WASHINGTON — A Twitter user and a popular local Instagram account shared a photo of a new perspective of the District, saying: “Pretty wild that the War Department was on The National Mall before there was a Pentagon," but the comment section is skeptical. Turns out it's a real photo, and the truth is much more interesting than a photoshop job.
THE QUESTION
So let’s Verify: Is this a real photo of the mall? And what are these buildings?
THE ANSWER
Yes, this is a photo of the National Mall – and it actually looked like that for another two decades after the picture was taken.
OUR SOURCES
- The National Park Service
- The Library of Congress
- The Naval History and Heritage Command
- The Department of Defense
- The Franklin Delano Roosevelt Presidential Library
WHAT WE FOUND
A reverse image search brings you to several official government and historical sources sharing this photo. So what is it really showing?

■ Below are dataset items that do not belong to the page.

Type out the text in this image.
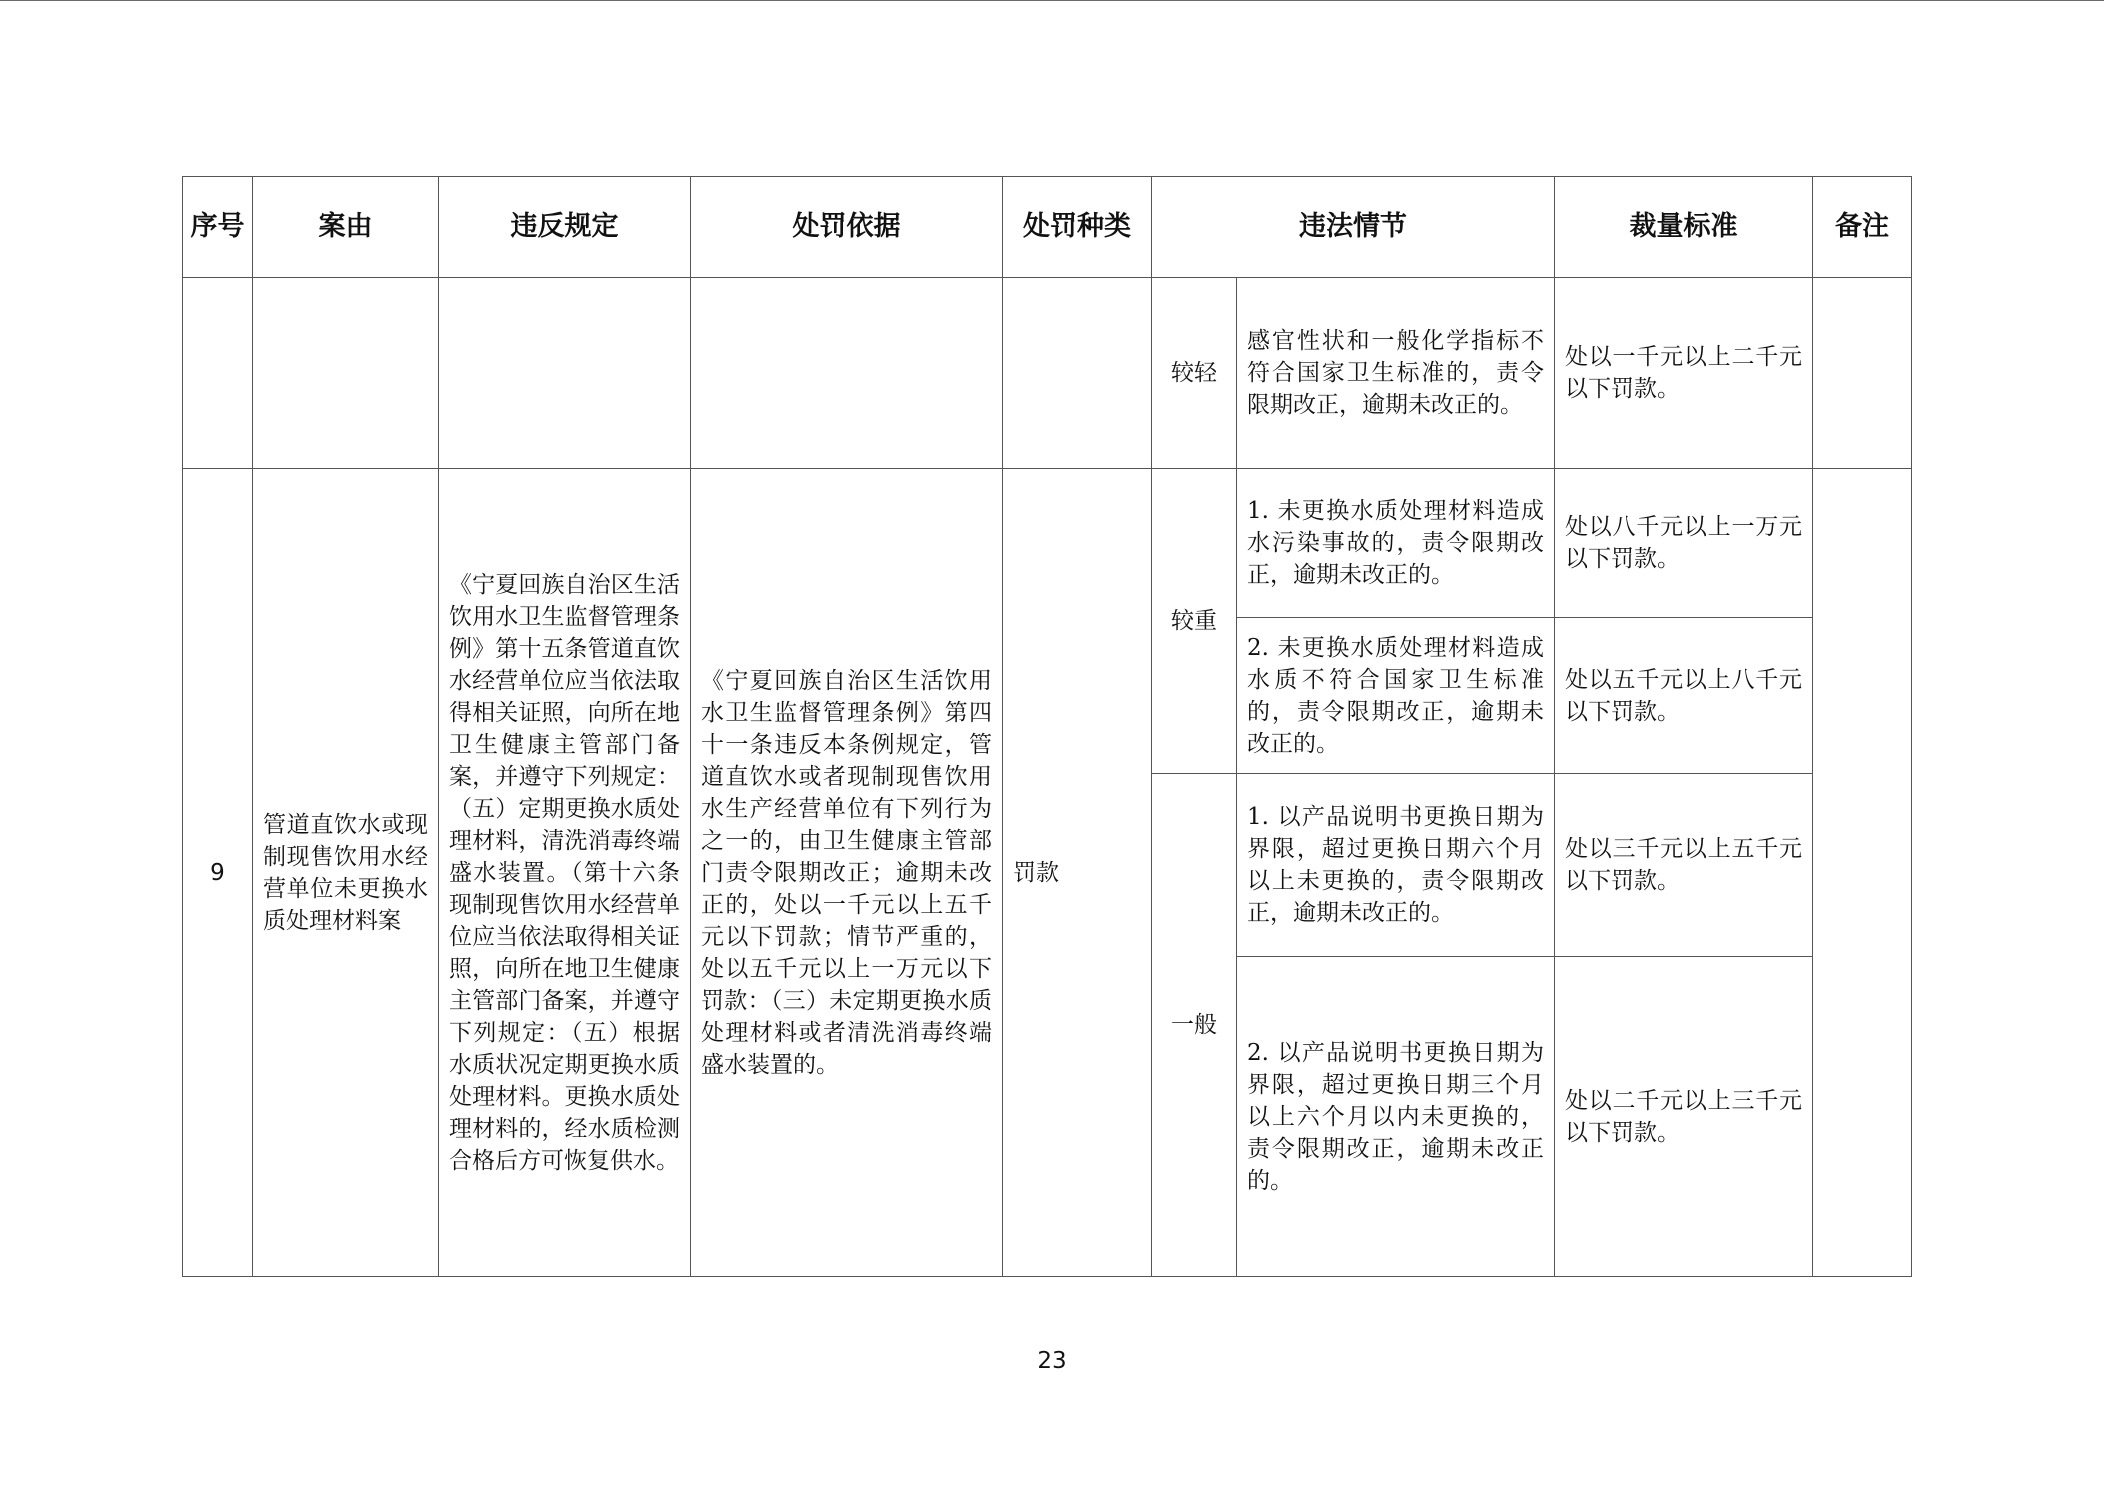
序号	案由	违反规定	处罚依据	处罚种类	违法情节		裁量标准	备注
					较轻	感官性状和一般化学指标不符合国家卫生标准的，责令限期改正，逾期未改正的。	处以一千元以上二千元以下罚款。	
9	管道直饮水或现制现售饮用水经营单位未更换水质处理材料案	《宁夏回族自治区生活饮用水卫生监督管理条例》第十五条管道直饮水经营单位应当依法取得相关证照，向所在地卫生健康主管部门备案，并遵守下列规定：（五）定期更换水质处理材料，清洗消毒终端盛水装置。（第十六条现制现售饮用水经营单位应当依法取得相关证照，向所在地卫生健康主管部门备案，并遵守下列规定：（五）根据水质状况定期更换水质处理材料。更换水质处理材料的，经水质检测合格后方可恢复供水。	《宁夏回族自治区生活饮用水卫生监督管理条例》第四十一条违反本条例规定，管道直饮水或者现制现售饮用水生产经营单位有下列行为之一的，由卫生健康主管部门责令限期改正；逾期未改正的，处以一千元以上五千元以下罚款；情节严重的，处以五千元以上一万元以下罚款：（三）未定期更换水质处理材料或者清洗消毒终端盛水装置的。	罚款	较重	1. 未更换水质处理材料造成水污染事故的，责令限期改正，逾期未改正的。	处以八千元以上一万元以下罚款。	
						2. 未更换水质处理材料造成水质不符合国家卫生标准的，责令限期改正，逾期未改正的。	处以五千元以上八千元以下罚款。	
					一般	1. 以产品说明书更换日期为界限，超过更换日期六个月以上未更换的，责令限期改正，逾期未改正的。	处以三千元以上五千元以下罚款。	
						2. 以产品说明书更换日期为界限，超过更换日期三个月以上六个月以内未更换的，责令限期改正，逾期未改正的。	处以二千元以上三千元以下罚款。	
23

The National Park Service shares the story of two large buildings constructed between Constitution Avenue and the reflecting basin of the Lincoln Memorial during the first World War, meant for temporary service to house a rapidly-expanding Navy.
Well, "temporary" turned into much longer – during World War II, they were joined by more of these “tempos” on the southern side of the reflecting basin and the Washington Monument grounds.

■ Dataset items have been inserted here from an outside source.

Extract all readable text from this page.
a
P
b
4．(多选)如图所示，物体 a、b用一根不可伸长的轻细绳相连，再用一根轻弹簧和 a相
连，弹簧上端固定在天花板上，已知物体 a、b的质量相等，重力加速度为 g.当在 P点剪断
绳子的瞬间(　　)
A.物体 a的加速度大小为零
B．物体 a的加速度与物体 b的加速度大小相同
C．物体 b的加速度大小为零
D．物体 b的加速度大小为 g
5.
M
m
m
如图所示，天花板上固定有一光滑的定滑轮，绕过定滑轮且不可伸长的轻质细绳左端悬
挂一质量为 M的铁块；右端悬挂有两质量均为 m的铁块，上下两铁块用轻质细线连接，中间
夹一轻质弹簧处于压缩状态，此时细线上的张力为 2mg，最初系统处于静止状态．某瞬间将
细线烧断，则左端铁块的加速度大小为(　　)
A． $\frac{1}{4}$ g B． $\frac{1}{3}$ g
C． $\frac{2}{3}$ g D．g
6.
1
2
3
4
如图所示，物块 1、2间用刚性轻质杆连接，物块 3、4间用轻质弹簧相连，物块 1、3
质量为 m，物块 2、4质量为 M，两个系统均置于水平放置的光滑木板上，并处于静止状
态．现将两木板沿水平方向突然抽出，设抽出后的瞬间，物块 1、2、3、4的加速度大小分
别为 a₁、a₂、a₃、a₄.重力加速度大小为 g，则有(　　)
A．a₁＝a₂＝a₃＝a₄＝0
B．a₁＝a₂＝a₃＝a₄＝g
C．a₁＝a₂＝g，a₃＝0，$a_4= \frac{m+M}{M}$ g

Some have believed the photo is fake because the Washington Monument isn’t pictured. Well, that’s because this photograph was taken from the top of the monument, looking west, according to the Naval History and Heritage Command footnotes.

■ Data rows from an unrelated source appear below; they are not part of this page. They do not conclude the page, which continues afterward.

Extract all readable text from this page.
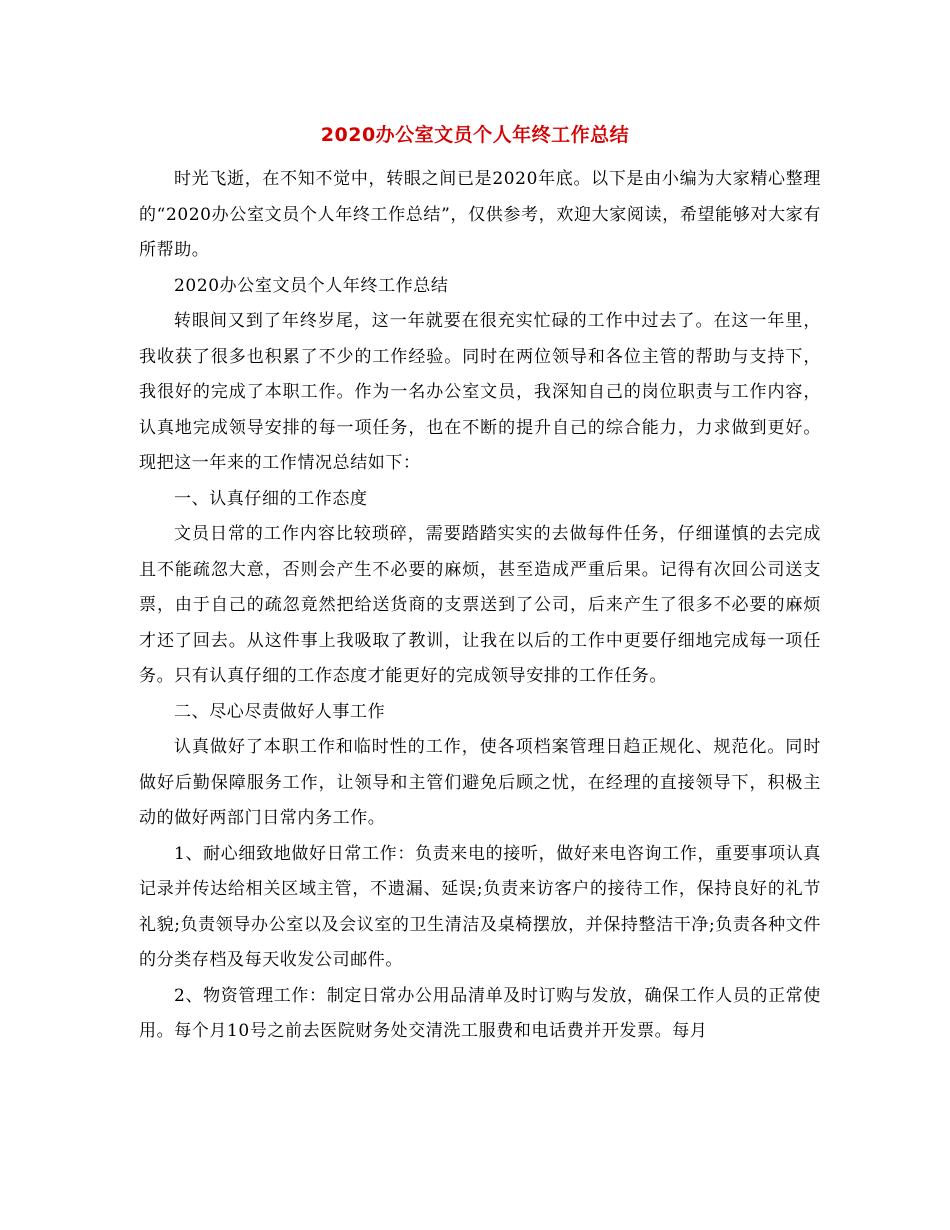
2020办公室文员个人年终工作总结

时光飞逝，在不知不觉中，转眼之间已是2020年底。以下是由小编为大家精心整理的“2020办公室文员个人年终工作总结”，仅供参考，欢迎大家阅读，希望能够对大家有所帮助。

2020办公室文员个人年终工作总结

转眼间又到了年终岁尾，这一年就要在很充实忙碌的工作中过去了。在这一年里，我收获了很多也积累了不少的工作经验。同时在两位领导和各位主管的帮助与支持下，我很好的完成了本职工作。作为一名办公室文员，我深知自己的岗位职责与工作内容，认真地完成领导安排的每一项任务，也在不断的提升自己的综合能力，力求做到更好。现把这一年来的工作情况总结如下：

一、认真仔细的工作态度

文员日常的工作内容比较琐碎，需要踏踏实实的去做每件任务，仔细谨慎的去完成且不能疏忽大意，否则会产生不必要的麻烦，甚至造成严重后果。记得有次回公司送支票，由于自己的疏忽竟然把给送货商的支票送到了公司，后来产生了很多不必要的麻烦才还了回去。从这件事上我吸取了教训，让我在以后的工作中更要仔细地完成每一项任务。只有认真仔细的工作态度才能更好的完成领导安排的工作任务。

二、尽心尽责做好人事工作

认真做好了本职工作和临时性的工作，使各项档案管理日趋正规化、规范化。同时做好后勤保障服务工作，让领导和主管们避免后顾之忧，在经理的直接领导下，积极主动的做好两部门日常内务工作。

1、耐心细致地做好日常工作：负责来电的接听，做好来电咨询工作，重要事项认真记录并传达给相关区域主管，不遗漏、延误;负责来访客户的接待工作，保持良好的礼节礼貌;负责领导办公室以及会议室的卫生清洁及桌椅摆放，并保持整洁干净;负责各种文件的分类存档及每天收发公司邮件。

2、物资管理工作：制定日常办公用品清单及时订购与发放，确保工作人员的正常使用。每个月10号之前去医院财务处交清洗工服费和电话费并开发票。每月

These buildings were widely known as strictly practical and efficient and, as the Park Service describes, not very attractive.
President Franklin Delano Roosevelt described in a 1941 press conference why they were built – and how he felt guilty over it.
He said when he was assistant secretary of the Navy in 1917, Roosevelt asked then-President Woodrow Wilson for some short-term extra space near the White House, but they ultimately selected that location to avoid too much construction noise near the President’s office.
“I said I didn't think I would ever be let into the Gates of Heaven,” the president is quoted as saying in this transcript, “because I had been responsible for desecrating the parks of Washington.”
Even after Roosevelt’s terms as president were over, and long after the Pentagon was built, the tempos were in use.
The National Park Service says it actually wasn’t until the Kennedy administration in the early '60s that the buildings started to come down, and the National Mall as we know it began to take shape.
According to the NPS, the building housing the Bureau of the Fiscal Service is the last "tempo" still standing and in use.